All of them would drastically cut Medicaid, and while they would reduce health insurance premium payments on average, they would raise out-of-pocket obligations for deductibles and increase the number of Americans without health insurance by more than 20 million after a decade.

None of those bills has clear majority support in the Senate, but the members of the GOP most likely to block a motion to proceed are worried about McConnell’s ability to cobble together 50 votes once the process begins.

Related: Republicans Now Have 3 Options for Dealing With Health Care

One method, for example, would be to call for votes on each of the various replacement proposals that have been floated in the past several months, beginning with the least popular.

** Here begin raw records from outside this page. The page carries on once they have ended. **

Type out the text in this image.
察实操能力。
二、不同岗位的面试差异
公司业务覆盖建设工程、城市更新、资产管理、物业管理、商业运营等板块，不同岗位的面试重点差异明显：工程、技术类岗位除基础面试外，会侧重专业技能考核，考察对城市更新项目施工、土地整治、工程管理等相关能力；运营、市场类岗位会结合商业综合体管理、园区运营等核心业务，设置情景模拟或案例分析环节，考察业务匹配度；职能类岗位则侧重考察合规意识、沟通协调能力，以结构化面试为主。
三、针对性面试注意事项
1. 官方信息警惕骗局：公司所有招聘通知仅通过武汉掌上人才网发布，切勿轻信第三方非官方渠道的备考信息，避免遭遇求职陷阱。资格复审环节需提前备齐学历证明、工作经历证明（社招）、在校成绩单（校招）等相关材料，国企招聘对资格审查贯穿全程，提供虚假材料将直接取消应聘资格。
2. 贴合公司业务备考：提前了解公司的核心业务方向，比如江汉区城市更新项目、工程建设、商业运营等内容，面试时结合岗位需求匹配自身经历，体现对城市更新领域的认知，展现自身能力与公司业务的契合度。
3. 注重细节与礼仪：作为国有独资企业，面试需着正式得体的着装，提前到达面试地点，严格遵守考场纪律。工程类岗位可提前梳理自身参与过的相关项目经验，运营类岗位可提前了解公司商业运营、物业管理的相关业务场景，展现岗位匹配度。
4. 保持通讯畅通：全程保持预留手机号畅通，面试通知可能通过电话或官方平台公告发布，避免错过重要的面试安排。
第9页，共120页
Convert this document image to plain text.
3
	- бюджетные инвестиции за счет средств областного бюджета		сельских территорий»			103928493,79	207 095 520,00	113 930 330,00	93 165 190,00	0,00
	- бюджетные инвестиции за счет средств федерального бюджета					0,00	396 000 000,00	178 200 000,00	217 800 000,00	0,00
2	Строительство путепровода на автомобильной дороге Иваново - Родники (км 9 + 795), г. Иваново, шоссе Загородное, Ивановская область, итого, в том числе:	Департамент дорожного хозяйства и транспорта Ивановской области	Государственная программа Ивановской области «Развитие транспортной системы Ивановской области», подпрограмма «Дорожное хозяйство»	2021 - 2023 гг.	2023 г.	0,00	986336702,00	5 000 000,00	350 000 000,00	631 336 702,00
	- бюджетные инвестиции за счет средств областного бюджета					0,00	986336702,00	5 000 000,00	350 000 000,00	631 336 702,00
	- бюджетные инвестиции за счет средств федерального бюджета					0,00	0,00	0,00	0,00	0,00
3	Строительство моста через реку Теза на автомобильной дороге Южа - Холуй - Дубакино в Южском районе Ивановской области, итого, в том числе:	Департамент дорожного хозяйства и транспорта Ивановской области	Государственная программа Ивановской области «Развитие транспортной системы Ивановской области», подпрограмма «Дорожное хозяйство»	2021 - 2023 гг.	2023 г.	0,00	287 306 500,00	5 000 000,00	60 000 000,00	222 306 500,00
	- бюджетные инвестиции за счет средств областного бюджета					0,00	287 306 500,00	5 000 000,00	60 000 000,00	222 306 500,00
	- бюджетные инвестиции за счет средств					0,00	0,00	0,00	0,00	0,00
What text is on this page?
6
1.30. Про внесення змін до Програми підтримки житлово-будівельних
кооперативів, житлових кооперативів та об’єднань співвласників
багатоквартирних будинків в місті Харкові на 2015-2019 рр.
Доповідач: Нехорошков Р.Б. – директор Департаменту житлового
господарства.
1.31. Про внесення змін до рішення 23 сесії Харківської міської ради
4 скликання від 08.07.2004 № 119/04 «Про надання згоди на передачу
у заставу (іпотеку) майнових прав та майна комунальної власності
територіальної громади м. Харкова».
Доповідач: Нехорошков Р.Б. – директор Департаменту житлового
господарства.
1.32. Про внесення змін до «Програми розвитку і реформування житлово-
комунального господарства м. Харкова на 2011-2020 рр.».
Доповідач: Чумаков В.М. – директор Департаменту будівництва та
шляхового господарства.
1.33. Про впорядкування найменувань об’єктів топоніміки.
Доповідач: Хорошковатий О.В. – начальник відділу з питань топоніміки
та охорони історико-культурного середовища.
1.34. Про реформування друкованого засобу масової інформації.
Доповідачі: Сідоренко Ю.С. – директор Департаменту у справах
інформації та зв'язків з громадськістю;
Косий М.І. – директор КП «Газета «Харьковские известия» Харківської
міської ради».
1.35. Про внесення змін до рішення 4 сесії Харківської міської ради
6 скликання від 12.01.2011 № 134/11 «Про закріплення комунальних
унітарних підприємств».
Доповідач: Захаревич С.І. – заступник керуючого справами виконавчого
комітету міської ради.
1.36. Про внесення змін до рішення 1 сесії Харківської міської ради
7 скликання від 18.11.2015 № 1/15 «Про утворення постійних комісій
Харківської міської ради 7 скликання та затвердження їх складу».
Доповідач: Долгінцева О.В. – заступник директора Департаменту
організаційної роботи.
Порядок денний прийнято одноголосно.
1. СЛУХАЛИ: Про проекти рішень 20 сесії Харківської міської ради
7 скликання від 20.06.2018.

This, in theory, could create a series of votes in which senators who are concerned about their relationship with party leaders as well as their constituents health care needs, could gain political cover.

McConnell could allow some members to vote down multiple alternatives in favor of “improved” bills to create a narrative in which members are seen as bucking their leaders until they obtain a better deal for their voters.

The process, however it plays out, will be a fraught one. Some of the potential replacement measures have yet to receive budget scores from the Congressional Budget Office -- an ostensible requirement in the Senate before a vote on final passage. It is also unclear whether the proposals all comport with the rules of the reconciliation process, which is limited to bills that directly affect federal spending, and which have a demonstrable connection to the policy measure being debated.

(For example, a plan to slash funding for Planned Parenthood, contained in several versions of the Senate bill, stands a good chance of being disallowed by the Senate Parliamentarian.)

Related: Two Republican Senators Just Guaranteed Runaway Spending on Medicaid

However, as the Senate lumbers toward a possible vote, it’s important to remember that whatever happens today is almost certainly not the end of the story.

For a bill to become law, the House and Senate must agree on identical language, and the bill that passed the House is almost certainly unacceptable to a considerable majority of the upper chamber. If the Senate passes something different from the AHCA, the two houses would have to come together in a conference committee to agree on common language.

On the House side, though, the AHCA passed with the slimmest of majorities, and members dragged along reluctantly have made it plain that dramatic changes in the Senate version will likely cost their support.

This is not to say that the Republican effort to repeal and replace the ACA is dead -- only that for all the attention today’s drama in the Senate is going to get, it’s still not even close to being the final stage of the process.